How can someone participate in Cancer Clinical trials?
I would rather be surprised , if it still comes as a startling fact to people that it takes more than a decade to have a medicine or therapy reach the market. Well, the process is inclusive of ideation, choice of key ingredients, formulation and then several rounds of clinical testing amongst animals and humans. Clinical trials plays a super critical role in the last leg of the process, and therefore would be of great importance for everyone.
Read on to know some basics around clinical trials.
What are Clinical Trials?
Clinical trials are the study in which people voluntarily participate to get new drugs or therapies or devices tested. For an experimental theory that has successfully worked in the lab, needs to be tested amongst humans as well to be made available. Every clinical trial is designed to determine and answer certain scientific questions and therefore helps to plan the treatment regime.
How do I know If I am eligible to participate in a Clinical Trials?
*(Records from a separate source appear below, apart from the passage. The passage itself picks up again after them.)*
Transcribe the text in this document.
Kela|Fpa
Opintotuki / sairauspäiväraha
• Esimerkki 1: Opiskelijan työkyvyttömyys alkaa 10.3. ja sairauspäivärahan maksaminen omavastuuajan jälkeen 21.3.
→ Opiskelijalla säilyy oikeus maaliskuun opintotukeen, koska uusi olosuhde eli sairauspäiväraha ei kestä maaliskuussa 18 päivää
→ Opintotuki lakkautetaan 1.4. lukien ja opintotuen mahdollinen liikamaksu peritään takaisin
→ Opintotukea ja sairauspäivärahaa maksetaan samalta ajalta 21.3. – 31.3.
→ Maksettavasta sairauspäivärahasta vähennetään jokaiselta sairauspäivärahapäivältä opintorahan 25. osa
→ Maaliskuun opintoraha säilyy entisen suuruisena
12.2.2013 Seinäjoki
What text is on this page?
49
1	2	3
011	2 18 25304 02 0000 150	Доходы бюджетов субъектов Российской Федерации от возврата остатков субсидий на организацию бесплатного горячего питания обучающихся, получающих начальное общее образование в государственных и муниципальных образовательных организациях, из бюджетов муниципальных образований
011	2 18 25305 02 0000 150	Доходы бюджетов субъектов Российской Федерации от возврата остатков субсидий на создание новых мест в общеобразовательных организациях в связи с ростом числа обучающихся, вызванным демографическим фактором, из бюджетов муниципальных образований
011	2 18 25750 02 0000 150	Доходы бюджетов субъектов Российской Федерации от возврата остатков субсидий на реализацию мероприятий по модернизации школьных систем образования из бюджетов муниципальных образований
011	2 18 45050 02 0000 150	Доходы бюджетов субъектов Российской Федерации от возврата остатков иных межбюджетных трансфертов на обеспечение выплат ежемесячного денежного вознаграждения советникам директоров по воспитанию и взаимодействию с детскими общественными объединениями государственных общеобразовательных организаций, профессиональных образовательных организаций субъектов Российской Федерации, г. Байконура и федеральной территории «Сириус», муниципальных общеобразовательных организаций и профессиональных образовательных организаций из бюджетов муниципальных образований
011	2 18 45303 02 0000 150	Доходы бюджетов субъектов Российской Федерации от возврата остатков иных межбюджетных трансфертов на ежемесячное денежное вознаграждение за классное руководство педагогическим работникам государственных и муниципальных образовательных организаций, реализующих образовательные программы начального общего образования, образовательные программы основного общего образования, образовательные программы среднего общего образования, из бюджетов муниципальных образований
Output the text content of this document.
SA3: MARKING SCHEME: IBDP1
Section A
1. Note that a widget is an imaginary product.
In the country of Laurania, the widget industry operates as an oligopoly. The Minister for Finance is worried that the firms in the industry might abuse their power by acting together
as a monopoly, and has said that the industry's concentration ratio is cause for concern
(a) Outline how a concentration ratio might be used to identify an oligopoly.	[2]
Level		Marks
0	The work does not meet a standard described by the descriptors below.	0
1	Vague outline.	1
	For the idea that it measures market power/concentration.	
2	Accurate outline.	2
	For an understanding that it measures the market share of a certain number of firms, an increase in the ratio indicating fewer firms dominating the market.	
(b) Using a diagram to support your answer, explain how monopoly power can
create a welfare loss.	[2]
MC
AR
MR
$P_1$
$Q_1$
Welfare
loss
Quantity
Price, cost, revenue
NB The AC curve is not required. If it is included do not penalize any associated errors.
If you wish to participate in a clinical trial, it is best advised to check for the participation eligibility for the specific clinical trial. Every clinical trial that is planned and takes place, specifies its own eligibility criteria with specific factors such as age, disease status and also previous medical history. Your current doctor, considering the stage of your disease will suggest the bets standard treatment available and the possibility of you participating in a clinical trial. Your details are reviewed and the final decision to participate in a clinical trial resides with you.
What are the benefits of participating in a clinical trial?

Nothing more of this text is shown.